Tous ces volcans sont peu élevés : le plus haut, le Mont Devès, n’a que 1.424 mètres ; leurs pentes sont relativement douces : de 15 à 18° en moyenne pour les mieux conservés ; par-là se marque leur ancienneté vis-à-vis des Puys d’Auvergne qui offrent des pentes de 35°. De ces volcans sont issues les grandes coulées de laves qui constituent le plateau du Velay. Ce sont des tables planes ; mais on y rencontre parfois des dépressions d’allure circulaire, qui ne peuvent être des cratères et semblent résulter d’une disposition locale des coulées s’enchevêtrant ou moulant quelques creux du substratum. Autrefois occupées par des lacs, ce ne sont plus aujourd’hui que des marais (marais de Landos) ou de grandes tourbières.

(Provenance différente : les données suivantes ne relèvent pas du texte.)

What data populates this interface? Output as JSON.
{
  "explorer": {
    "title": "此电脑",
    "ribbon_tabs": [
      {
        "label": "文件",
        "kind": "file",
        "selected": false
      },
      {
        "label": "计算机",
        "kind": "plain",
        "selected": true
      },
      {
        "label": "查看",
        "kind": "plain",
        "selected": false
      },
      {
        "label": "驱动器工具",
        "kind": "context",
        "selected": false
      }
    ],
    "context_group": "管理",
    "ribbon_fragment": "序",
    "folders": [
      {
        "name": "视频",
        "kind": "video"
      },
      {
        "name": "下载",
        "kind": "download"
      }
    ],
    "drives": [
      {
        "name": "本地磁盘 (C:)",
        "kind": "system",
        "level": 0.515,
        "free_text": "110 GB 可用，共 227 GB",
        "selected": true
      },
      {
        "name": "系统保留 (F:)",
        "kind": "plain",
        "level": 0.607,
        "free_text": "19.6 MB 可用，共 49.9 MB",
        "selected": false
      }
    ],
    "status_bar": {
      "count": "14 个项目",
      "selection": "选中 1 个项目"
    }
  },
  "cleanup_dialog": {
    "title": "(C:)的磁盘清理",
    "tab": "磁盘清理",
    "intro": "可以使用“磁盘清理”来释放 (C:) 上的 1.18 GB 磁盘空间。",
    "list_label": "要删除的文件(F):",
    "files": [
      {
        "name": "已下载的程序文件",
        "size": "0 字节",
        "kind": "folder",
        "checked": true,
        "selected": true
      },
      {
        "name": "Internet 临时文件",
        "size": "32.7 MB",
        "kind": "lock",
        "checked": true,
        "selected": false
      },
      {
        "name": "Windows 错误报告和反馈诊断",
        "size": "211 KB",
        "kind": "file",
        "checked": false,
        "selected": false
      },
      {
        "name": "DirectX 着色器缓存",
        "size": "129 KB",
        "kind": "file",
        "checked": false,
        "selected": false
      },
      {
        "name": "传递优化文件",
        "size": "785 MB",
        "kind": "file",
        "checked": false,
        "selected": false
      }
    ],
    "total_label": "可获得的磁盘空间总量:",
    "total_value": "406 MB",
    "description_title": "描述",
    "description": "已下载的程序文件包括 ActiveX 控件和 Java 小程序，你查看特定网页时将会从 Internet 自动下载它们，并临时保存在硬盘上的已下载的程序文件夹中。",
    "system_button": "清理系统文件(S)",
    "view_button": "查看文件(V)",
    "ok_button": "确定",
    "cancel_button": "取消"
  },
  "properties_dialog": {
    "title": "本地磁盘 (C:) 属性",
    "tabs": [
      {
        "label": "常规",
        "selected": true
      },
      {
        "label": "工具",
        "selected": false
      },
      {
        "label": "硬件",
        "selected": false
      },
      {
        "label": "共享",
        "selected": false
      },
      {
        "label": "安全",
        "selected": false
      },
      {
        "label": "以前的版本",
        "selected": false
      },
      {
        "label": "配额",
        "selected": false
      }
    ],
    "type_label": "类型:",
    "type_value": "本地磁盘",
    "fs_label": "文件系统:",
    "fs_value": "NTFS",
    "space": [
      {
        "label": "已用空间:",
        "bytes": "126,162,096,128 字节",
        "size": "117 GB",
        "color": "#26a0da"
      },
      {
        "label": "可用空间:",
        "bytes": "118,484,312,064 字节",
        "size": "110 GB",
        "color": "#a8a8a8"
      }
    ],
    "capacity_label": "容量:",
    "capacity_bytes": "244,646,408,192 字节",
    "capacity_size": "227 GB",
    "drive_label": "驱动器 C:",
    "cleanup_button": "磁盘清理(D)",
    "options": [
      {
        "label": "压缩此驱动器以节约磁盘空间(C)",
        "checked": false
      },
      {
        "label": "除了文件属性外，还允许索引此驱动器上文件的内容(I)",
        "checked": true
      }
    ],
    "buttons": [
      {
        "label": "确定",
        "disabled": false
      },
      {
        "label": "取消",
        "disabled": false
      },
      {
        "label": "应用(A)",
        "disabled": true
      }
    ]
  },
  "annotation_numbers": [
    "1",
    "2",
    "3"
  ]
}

Les coulées ont perdu leur aspect primitif de « cheyres » : leur surface n’est point rugueuse, compacte et nue, comme celle de certaines laves récentes de la chaîne des Puys ; elle s’est décomposée, formant une terre noirâtre très fertile. Dés défrichements laborieux ont achevé de transformer en sol cultivable, l’aride champ de pierres. Des cours d’eau s’installant sur le plateau, l’ont segmenté, creusant dans les coulées d’étroites vallées, couronnées parfois de belles colonnades prismatiques. Le démantèlement de la « planèze », commencé par les bords, se poursuit d’aval en amont, en vertu de l’érosion régressive, plus ou moins rapidement selon la nature du sol infra-volcanique, cristallin ou argileux, et l’épaisseur des coulées. Une cascade qui recule vers l’amont marque le point où porte surtout l’effort de l’érosion et où la rivière quittant le basalte, atteint le substratum.